Tal vez, uno de los errores más llamativos sea la traducción de la jerarquía de cada uno de los Tres Investigadores, que en vez de referirse a ellos como primer, segundo o tercer investigador lo hace con la fórmula investigador primero, segundo tercero, lo cual suena rarísimo. Este error es muy manifiesto que se aprecia en la tarjeta de negocios que aparece en el Misterio del león nervioso.
También emplea palabras que no aparecen en la R.A.E., algunas de ellas son:
-
- Conductriz (pg. 5, vol 21 de Gráficas Pérez)
- Derechohabiente (pg. 55, vol 21 de Gráficas Pérez)
Expresiones, que aunque no estoy seguro de si se trata de ncorrecciones gramaticales, desde luego no suenan nada bien:
-
- Que valga la pena de llevárselo
- Su casa ésta, me fascina
- Debieron verlo y saberlo personas incontables
- Oye, que acabamos de principiar
- Conduzcanos hasta la casa ésa abandonada.
- Secuestrado en la casa aquélla
En el Misterio del espejo embrujado utilizará la palabra harto hasta la saciedad: harto pequeño, harta frecuencia, harto conocido, harto adornado, harto razonable, harto bien, harto interesante…
Los buenos traductores
A pesar de los problemas de coherencia y calidad que caracterizaron el trabajo de los dos primeros traductores, la serie también contó con magníficos profesionales que realizaron una estupenda adaptación al español de los textos originales. Gracias a su sensibilidad, muchos diálogos fluyen con naturalidad, logrando que los personajes resulten cercanos y creíbles para los lectores. Sin embargo, ese buen hacer individual no llegó a consolidarse en una línea común. La ausencia de un criterio unificado a la hora de traducir elementos identitarios —nombres propios, lugares clave o fórmulas recurrentes— impidió que ese talento se tradujera en una experiencia homogénea. Así, incluso las mejores traducciones quedaron en cierto modo aisladas dentro de un conjunto irregular, donde la falta de coordinación terminó pesando más que los aciertos puntuales.

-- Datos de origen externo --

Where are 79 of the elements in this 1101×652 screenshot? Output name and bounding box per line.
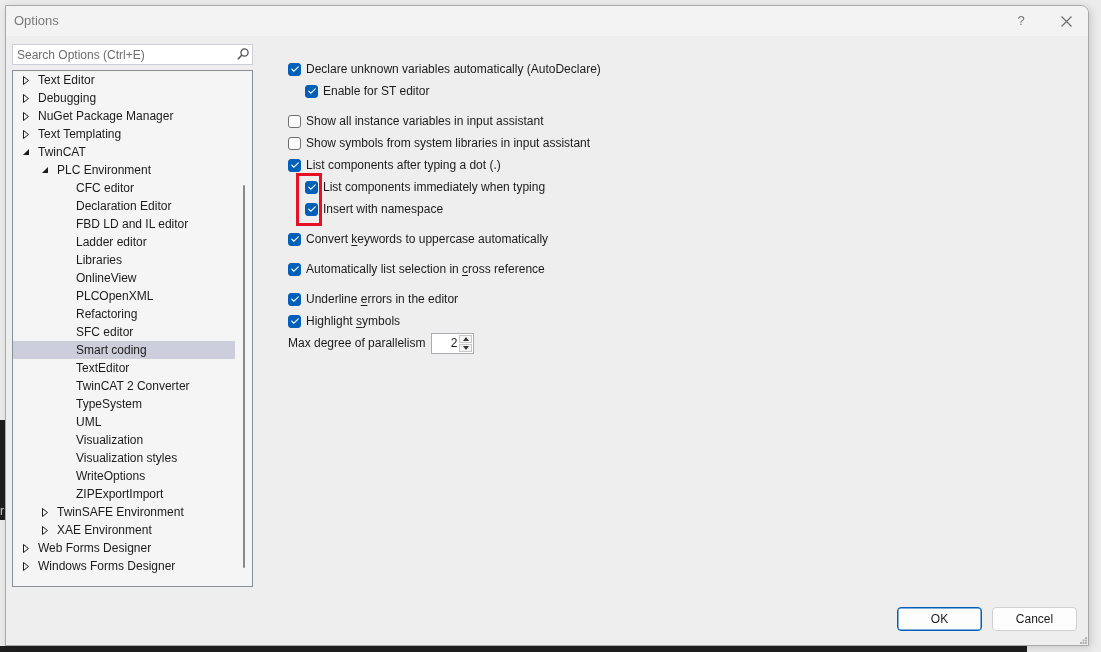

En el caso de Matí Lloret, su colaboración con Editorial Molino fue bastante efímera, puesto que sólo tradujo el volumen número 15 de la colección original. Sin embargo, su trabajo destacó por su capacidad para adaptar el tono ágil y juvenil del original al castellano sin perder fluidez. Lloret cuidó especialmente los diálogos y el ritmo narrativo, logrando que las historias resultaran naturales para el lector español, algo clave en una colección pensada para enganchar a jóvenes lectores.

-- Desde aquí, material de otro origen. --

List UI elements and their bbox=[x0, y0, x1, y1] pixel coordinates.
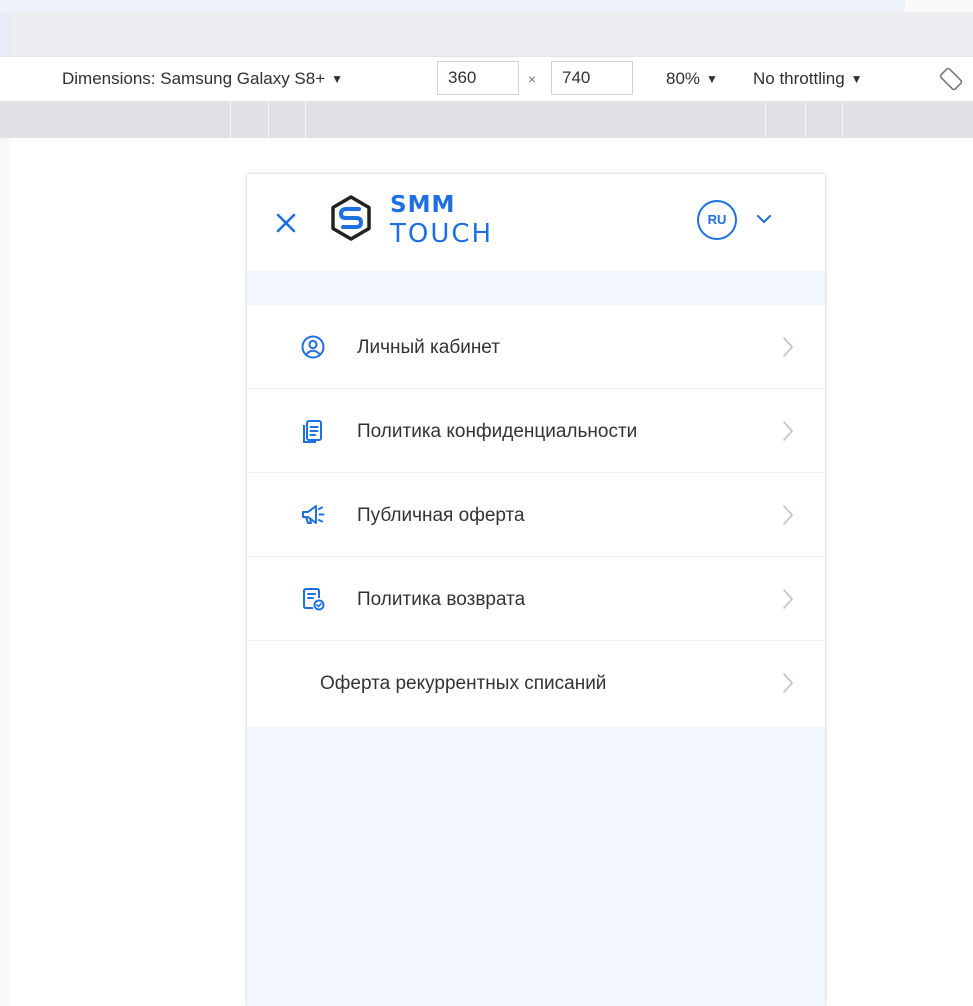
chevron-down-icon[interactable] bbox=[755, 212, 773, 226]
user-circle-icon bbox=[301, 335, 325, 359]
browser-tab-strip bbox=[0, 12, 973, 56]
rotate-icon[interactable] bbox=[938, 66, 964, 92]
menu-item-label: Политика возврата bbox=[357, 589, 526, 610]
viewport-edge bbox=[0, 138, 9, 1006]
menu-item-label: Политика конфиденциальности bbox=[357, 421, 638, 442]
dropdown-arrow-icon: ▼ bbox=[331, 72, 344, 86]
mobile-screen: SMM TOUCH RU Личный кабинет Политика кон… bbox=[247, 174, 825, 1006]
chevron-right-icon bbox=[783, 337, 793, 357]
menu-item-label: Оферта рекуррентных списаний bbox=[320, 673, 607, 694]
menu-item-privacy-policy[interactable]: Политика конфиденциальности bbox=[247, 389, 825, 473]
chevron-right-icon bbox=[783, 673, 793, 693]
device-select[interactable]: Dimensions: Samsung Galaxy S8+ ▼ bbox=[62, 69, 343, 89]
chevron-right-icon bbox=[783, 505, 793, 525]
width-input[interactable]: 360 bbox=[437, 61, 519, 95]
top-strip bbox=[0, 0, 905, 12]
device-select-label: Dimensions: Samsung Galaxy S8+ bbox=[62, 69, 326, 88]
menu-item-account[interactable]: Личный кабинет bbox=[247, 305, 825, 389]
media-query-ruler bbox=[0, 102, 973, 138]
menu-item-public-offer[interactable]: Публичная оферта bbox=[247, 473, 825, 557]
times-sign: × bbox=[528, 71, 537, 87]
height-input[interactable]: 740 bbox=[551, 61, 633, 95]
dropdown-arrow-icon: ▼ bbox=[850, 72, 863, 86]
megaphone-icon bbox=[302, 505, 325, 524]
logo-text-smm: SMM bbox=[390, 192, 456, 218]
device-toolbar: Dimensions: Samsung Galaxy S8+ ▼ 360 × 74… bbox=[0, 56, 973, 102]
language-badge[interactable]: RU bbox=[697, 200, 737, 240]
dropdown-arrow-icon: ▼ bbox=[706, 72, 718, 86]
logo-icon[interactable] bbox=[327, 194, 375, 242]
zoom-label: 80% bbox=[666, 69, 701, 88]
document-icon bbox=[303, 420, 322, 443]
tab-accent bbox=[0, 12, 12, 56]
menu-item-label: Личный кабинет bbox=[357, 337, 500, 358]
throttling-select[interactable]: No throttling ▼ bbox=[753, 69, 863, 89]
top-strip-right bbox=[905, 0, 973, 12]
menu-item-label: Публичная оферта bbox=[357, 505, 525, 526]
throttling-label: No throttling bbox=[753, 69, 845, 88]
mobile-header: SMM TOUCH RU bbox=[247, 174, 825, 271]
side-menu: Личный кабинет Политика конфиденциальнос… bbox=[247, 305, 825, 727]
menu-item-recurring-offer[interactable]: Оферта рекуррентных списаний bbox=[247, 641, 825, 727]
chevron-right-icon bbox=[783, 421, 793, 441]
refund-document-icon bbox=[303, 588, 325, 611]
chevron-right-icon bbox=[783, 589, 793, 609]
menu-item-refund-policy[interactable]: Политика возврата bbox=[247, 557, 825, 641]
close-icon[interactable] bbox=[274, 211, 298, 235]
zoom-select[interactable]: 80% ▼ bbox=[666, 69, 718, 89]
logo-text-touch: TOUCH bbox=[390, 219, 494, 249]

Por su parte, Ramón Margalef en las traducciones de los cuatro títulos que realizó (volúmenes 12, 24, 25 y 26 de la colección) contribuyó con un estilo claro y directo, muy adecuado para la narrativa de misterio juvenil. Su trabajo ayudó a consolidar la popularidad de la serie en España, asegurando coherencia terminológica y continuidad entre volúmenes, lo que fue fundamental para que los lectores siguieran fielmente las aventuras de los protagonistas.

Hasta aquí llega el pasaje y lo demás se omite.